Since its inception, the TPS program has provided humanitarian relief to individuals from countries facing armed conflict, natural disasters, or other extraordinary conditions. President Biden designated Venezuela for TPS in early 2023, citing systemic instability, rampant inflation, and human rights abuses. That designation was set to expire in 2025 but was expected to be renewed until Secretary Noem announced its immediate termination in January.
In a now-public email obtained during discovery, a senior official described the TPS decision as “an early win for the base,” framing the move as a political gesture rather than a policy justified by country conditions.
“The government’s actions are unprecedented and illegal,” said Jessica Bansal, counsel for NDLON. “And no one will suffer any harm from allowing members of this vibrant community to stay while they are tested in court.”
Jose Palma, coordinator for the National TPS Alliance, warned that stripping TPS now would upend lives.
“Stripping them of their lawful immigration status would mean separating families, destroying businesses, and impoverishing our communities,” Palma said. “As always, in the face of ongoing attacks, the National TPS Alliance stands united in the fight for the dignity and rights of all TPS holders and the immigrant community as a whole.”
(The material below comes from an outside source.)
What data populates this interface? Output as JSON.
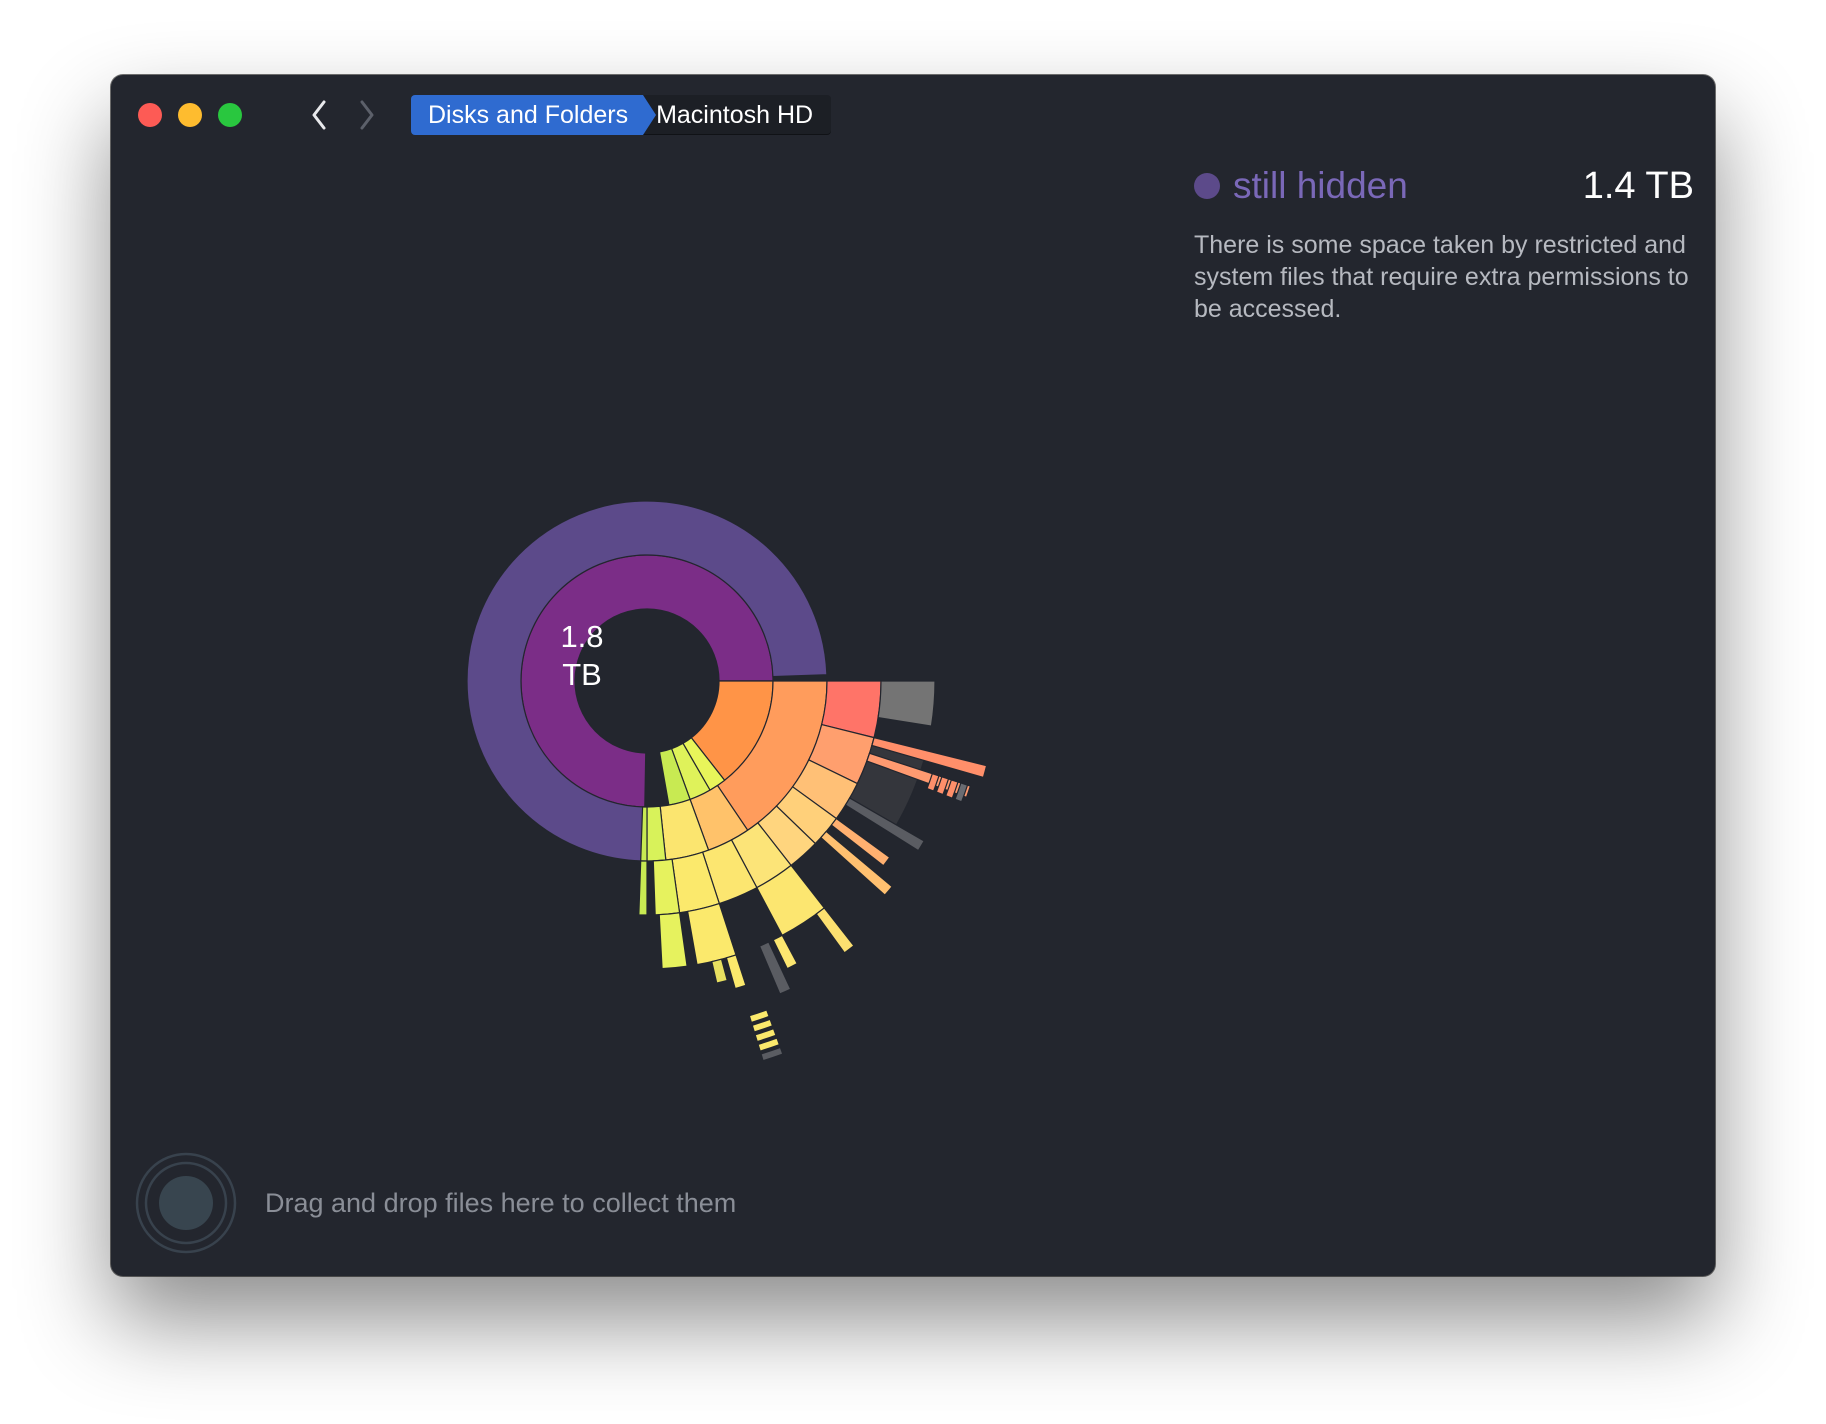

The Trump administration’s request marks the latest flashpoint in a broader legal and political battle over immigration authority. While the Constitution grants the executive broad discretion in foreign affairs, federal law imposes limits on how and when TPS designations can be terminated. The plaintiffs argue the administration ignored those constraints—and targeted Venezuelan migrants with discriminatory intent.
The district court appeared to agree. In his opinion, Judge King stated, “The sudden reversal, coupled with the administration’s rhetoric and lack of factual findings, supports the inference that this action may not have been motivated solely by national interest, but also by improper considerations.”
The Supreme Court is expected to respond to the government’s emergency application within the next two weeks. In the meantime, more than 350,000 Venezuelans wait—protected, for now, by the lower court’s ruling.
The plaintiffs are represented by a coalition of immigration and civil rights organizations: the National Day Laborer Organizing Network, the ACLU Foundations of Northern and Southern California, the Center for Immigration Law and Policy at UCLA School of Law, and the Haitian Bridge Alliance.
For now, as Ahilan Arulanantham from UCLA put it, “We hope the Supreme Court will see the government’s request for what it is: an attempt to seize power that neither Congress nor the Constitution allows it to exercise.”